Alinhar juízes com humanos

O alinhamento de juízes ensina os juízes do LLM a corresponderem aos padrões de avaliação humana por meio de feedback sistemático. Esse processo transforma avaliadores genéricos em especialistas específicos da área, que entendem seus critérios de qualidade exclusivos, melhorando a concordância com as avaliações humanas em 30 a 50% em comparação com os avaliadores de referência.

O alinhamento dos juízes segue um fluxo de trabalho de três etapas:

Gerar avaliações iniciais : Criar um modelo de avaliação e analisar os dados para estabelecer uma linha de base.
Coletar feedback humano : Especialistas da área revisam e corrigem as avaliações dos juízes.
Alinhar e implantar : Use o otimizador SIMBA para aprimorar o juiz com base no feedback humano.

O sistema utiliza a estratégia de otimização default Simplified Multi-Bootstrap Aggregation (SIMBA), aproveitando a implementação do DSPy para refinar iterativamente as instruções de avaliação.

Requisitos

MLflow 3.4.0 ou acima para usar o recurso de alinhamento de juiz

Python
%pip install --upgrade "mlflow[databricks]>=3.4.0"
dbutils.library.restartPython()

Criei um juiz usando make_judge()
O nome da avaliação de feedback humano deve corresponder exatamente ao nome do avaliador. Por exemplo, se o seu juiz se chamar product_quality, o seu feedback humano deve usar o mesmo nome product_quality.
O alinhamento funciona com juízes criados usando make_judge() com avaliação baseada em padrão.
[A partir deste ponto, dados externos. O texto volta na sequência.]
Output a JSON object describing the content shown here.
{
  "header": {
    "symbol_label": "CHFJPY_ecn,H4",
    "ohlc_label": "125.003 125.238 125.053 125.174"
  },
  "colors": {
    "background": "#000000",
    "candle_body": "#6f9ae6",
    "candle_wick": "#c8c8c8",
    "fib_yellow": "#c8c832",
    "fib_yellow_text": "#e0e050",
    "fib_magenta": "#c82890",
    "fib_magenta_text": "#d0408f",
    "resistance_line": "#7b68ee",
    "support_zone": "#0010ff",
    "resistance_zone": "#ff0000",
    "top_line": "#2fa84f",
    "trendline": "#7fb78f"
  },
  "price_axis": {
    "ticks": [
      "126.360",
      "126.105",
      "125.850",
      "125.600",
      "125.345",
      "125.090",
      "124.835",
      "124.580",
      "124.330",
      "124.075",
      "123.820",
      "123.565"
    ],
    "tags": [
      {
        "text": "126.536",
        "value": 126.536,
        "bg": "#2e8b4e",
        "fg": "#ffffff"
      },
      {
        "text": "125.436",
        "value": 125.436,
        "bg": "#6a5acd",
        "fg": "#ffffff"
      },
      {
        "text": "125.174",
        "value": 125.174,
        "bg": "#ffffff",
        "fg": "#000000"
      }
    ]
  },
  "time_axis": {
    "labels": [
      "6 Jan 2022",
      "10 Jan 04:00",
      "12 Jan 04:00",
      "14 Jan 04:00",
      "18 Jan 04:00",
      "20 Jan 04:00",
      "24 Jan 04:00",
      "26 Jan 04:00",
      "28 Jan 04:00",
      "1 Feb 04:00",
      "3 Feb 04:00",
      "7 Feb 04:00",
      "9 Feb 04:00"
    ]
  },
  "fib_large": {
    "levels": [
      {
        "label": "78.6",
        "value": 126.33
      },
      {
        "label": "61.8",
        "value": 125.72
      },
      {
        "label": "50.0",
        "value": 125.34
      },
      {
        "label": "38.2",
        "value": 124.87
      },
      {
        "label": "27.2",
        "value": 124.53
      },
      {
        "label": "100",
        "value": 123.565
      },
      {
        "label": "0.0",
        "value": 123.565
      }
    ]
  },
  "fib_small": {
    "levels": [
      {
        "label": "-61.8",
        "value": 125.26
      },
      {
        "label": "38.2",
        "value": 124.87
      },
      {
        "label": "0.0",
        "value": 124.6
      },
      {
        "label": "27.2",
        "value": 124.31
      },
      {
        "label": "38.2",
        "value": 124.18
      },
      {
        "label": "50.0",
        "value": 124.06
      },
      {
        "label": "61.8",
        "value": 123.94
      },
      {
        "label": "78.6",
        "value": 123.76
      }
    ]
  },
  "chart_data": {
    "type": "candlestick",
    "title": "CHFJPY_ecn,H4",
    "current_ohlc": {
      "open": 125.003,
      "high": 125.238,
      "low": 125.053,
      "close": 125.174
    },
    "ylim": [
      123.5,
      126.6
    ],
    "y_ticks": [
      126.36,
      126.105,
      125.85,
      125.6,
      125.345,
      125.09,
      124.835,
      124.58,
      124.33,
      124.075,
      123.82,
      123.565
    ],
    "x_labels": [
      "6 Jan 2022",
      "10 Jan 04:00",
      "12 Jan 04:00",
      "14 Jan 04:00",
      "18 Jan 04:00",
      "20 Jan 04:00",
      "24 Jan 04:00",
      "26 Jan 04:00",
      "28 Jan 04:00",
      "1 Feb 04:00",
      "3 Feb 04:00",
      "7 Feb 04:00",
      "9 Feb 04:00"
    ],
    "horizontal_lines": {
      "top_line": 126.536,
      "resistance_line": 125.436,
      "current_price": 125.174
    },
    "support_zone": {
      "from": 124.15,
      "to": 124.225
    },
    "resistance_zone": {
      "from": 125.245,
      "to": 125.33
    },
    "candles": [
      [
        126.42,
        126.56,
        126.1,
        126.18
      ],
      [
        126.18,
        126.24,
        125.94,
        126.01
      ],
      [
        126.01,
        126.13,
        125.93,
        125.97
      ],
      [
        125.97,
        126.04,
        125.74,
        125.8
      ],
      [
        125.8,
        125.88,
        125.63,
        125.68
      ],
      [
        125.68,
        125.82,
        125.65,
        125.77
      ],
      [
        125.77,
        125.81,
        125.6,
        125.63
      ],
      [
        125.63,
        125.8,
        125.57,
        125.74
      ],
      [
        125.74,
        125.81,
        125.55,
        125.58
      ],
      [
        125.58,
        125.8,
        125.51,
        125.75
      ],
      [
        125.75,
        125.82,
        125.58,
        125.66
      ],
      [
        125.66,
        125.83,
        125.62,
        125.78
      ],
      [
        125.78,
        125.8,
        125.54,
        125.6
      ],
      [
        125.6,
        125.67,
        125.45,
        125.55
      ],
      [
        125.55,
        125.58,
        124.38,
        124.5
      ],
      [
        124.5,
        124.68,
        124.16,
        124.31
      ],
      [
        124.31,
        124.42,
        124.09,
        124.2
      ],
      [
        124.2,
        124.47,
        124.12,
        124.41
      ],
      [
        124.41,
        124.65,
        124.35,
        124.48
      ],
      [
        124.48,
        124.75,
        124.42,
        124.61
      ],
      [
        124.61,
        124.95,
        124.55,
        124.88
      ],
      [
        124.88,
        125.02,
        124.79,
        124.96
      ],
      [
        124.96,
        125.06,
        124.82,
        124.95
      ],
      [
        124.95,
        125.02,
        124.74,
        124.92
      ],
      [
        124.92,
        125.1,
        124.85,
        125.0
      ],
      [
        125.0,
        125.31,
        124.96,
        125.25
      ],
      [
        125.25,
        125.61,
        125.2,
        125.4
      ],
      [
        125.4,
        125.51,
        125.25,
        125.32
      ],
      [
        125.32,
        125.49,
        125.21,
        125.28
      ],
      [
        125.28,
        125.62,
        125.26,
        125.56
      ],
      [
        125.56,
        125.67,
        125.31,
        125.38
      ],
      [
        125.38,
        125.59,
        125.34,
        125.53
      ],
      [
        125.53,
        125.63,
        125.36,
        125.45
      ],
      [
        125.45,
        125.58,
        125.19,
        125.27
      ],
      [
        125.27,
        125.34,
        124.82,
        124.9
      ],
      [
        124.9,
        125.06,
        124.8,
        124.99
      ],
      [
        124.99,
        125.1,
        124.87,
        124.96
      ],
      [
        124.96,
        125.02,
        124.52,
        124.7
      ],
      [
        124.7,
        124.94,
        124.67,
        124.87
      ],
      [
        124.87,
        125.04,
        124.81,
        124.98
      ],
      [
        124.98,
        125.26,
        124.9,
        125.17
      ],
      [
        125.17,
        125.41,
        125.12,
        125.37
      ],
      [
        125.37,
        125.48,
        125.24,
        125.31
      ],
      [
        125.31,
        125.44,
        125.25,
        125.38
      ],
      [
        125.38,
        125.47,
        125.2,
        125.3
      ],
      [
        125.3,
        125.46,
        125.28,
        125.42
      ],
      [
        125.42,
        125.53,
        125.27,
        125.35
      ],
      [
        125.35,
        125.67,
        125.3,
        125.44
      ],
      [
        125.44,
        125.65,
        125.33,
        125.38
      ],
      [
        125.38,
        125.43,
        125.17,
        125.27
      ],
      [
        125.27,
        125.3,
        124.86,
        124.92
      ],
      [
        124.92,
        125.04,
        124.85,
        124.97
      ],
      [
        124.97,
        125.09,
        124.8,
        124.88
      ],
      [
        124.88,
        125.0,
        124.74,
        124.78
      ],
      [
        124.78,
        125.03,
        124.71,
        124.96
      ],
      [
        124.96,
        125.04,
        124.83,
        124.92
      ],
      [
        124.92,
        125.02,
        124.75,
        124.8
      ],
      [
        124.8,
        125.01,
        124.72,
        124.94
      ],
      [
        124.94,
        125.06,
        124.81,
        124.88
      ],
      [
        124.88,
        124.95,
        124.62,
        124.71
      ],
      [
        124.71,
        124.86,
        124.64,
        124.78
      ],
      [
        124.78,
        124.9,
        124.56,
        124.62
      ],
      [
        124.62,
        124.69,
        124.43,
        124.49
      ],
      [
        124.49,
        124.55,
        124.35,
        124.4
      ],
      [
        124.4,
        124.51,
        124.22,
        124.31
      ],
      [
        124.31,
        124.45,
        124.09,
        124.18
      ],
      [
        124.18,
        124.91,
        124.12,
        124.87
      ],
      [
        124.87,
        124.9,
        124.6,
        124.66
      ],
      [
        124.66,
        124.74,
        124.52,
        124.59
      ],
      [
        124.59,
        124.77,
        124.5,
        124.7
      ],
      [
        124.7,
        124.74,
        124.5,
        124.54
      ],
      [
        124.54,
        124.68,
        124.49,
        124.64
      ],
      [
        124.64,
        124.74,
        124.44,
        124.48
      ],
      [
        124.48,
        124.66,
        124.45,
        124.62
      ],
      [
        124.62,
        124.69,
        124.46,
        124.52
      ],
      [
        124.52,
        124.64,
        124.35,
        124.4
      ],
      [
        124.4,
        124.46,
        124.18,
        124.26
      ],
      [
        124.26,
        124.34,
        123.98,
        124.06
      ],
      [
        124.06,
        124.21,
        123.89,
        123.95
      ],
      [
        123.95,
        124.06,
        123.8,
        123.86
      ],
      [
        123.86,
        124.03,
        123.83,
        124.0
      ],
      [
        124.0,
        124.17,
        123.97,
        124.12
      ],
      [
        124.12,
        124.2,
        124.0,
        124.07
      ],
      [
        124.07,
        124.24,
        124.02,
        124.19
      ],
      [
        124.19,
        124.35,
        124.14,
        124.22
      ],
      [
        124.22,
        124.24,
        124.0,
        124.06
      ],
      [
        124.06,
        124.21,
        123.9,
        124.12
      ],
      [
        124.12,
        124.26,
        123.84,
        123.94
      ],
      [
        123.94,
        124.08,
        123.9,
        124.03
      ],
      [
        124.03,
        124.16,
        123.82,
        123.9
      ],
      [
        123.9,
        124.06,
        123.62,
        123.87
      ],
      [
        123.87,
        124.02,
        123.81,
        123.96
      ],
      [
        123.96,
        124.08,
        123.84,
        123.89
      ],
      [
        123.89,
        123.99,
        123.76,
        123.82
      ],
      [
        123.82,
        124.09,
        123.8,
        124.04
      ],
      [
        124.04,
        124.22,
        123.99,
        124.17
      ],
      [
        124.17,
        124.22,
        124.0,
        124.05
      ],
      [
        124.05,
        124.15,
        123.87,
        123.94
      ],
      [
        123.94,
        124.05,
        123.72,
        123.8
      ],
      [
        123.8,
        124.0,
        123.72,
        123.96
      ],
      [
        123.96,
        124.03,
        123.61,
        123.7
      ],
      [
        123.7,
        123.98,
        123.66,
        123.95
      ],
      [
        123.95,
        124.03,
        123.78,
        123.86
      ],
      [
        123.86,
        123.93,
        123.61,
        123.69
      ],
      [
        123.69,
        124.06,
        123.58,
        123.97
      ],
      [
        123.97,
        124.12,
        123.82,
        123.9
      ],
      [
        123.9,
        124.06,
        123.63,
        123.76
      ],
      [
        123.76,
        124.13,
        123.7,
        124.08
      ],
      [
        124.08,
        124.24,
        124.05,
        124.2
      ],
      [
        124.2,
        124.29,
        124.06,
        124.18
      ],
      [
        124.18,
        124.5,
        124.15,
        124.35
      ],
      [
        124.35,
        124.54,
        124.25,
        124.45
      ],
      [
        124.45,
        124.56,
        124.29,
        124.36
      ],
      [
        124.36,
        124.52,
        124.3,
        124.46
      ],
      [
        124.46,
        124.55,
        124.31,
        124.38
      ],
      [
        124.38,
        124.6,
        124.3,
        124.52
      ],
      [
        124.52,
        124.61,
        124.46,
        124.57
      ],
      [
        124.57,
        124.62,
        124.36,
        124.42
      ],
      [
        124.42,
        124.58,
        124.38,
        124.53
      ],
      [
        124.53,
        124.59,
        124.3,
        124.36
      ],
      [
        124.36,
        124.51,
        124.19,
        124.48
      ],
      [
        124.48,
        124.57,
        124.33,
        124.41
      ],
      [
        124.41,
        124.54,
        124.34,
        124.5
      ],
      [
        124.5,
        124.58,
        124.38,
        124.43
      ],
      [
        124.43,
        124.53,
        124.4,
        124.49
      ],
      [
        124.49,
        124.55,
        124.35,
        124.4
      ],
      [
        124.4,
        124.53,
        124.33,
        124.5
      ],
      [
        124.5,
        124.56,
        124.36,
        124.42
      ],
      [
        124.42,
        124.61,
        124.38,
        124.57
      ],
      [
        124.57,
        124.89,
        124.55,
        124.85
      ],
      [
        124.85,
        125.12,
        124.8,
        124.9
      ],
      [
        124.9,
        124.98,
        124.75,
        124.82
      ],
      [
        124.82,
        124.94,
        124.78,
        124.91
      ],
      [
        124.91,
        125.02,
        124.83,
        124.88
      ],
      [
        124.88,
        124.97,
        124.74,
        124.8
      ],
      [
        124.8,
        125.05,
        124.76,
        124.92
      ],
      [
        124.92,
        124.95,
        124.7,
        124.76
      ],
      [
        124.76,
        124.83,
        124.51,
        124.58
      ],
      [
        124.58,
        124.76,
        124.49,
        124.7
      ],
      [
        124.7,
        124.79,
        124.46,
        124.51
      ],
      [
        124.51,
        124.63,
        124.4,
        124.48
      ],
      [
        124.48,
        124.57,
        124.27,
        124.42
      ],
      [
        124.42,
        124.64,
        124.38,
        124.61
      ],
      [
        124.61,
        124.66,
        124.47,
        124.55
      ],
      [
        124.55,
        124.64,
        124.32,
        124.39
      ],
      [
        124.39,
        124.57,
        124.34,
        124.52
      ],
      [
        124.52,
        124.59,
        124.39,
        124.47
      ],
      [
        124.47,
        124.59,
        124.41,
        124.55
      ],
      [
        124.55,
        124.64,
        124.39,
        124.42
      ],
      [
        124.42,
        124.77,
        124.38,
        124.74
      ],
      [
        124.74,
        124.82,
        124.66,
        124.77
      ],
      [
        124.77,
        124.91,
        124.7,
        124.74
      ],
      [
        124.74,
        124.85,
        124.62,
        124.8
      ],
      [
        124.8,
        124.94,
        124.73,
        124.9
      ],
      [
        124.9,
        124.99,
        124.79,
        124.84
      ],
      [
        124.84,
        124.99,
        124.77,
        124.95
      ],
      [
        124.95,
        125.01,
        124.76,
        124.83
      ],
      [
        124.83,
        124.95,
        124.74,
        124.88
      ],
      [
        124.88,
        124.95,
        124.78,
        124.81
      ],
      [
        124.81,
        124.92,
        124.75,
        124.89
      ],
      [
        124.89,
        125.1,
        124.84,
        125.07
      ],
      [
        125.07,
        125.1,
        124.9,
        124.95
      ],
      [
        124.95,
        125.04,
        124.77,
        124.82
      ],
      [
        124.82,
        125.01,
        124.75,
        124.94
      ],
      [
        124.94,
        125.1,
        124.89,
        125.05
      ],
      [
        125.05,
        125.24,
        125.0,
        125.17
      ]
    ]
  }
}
o passo 1: Criar juiz e gerar rastros

Crie um juiz inicial e gere registros com avaliações. Você precisa de pelo menos 10 traços, mas 50 a 100 traços proporcionam melhores resultados de alinhamento.

Python
from mlflow.genai.judges import make_judge
import mlflow

# Create an MLflow experiment for alignment
experiment_id = mlflow.create_experiment("product-quality-alignment")
mlflow.set_experiment(experiment_id=experiment_id)

# Create initial judge with template-based evaluation
initial_judge = make_judge(
    name="product_quality",
    instructions=(
        "Evaluate if the product description in {{ outputs }} "
        "is accurate and helpful for the query in {{ inputs }}. "
        "Rate as: excellent, good, fair, or poor"
    ),
    model="databricks:/databricks-gpt-oss-120b",
)

Gere rastros e execute o juiz:

Python
# Generate traces for alignment (minimum 10, recommended 50+)
traces = []
for i in range(50):
    with mlflow.start_span(f"product_description_{i}") as span:
        # Your application logic here
        query = f"Tell me about product {i}"
        description = generate_product_description(query)  # Replace with your application logic

        # Log inputs and outputs
        span.set_inputs({"query": query})
        span.set_outputs({"description": description})
        traces.append(span.trace_id)

# Run initial judge on all traces
for trace_id in traces:
    trace = mlflow.get_trace(trace_id)
    inputs = trace.data.spans[0].inputs
    outputs = trace.data.spans[0].outputs

    # Generate judge assessment
    judge_result = initial_judge(inputs=inputs, outputs=outputs)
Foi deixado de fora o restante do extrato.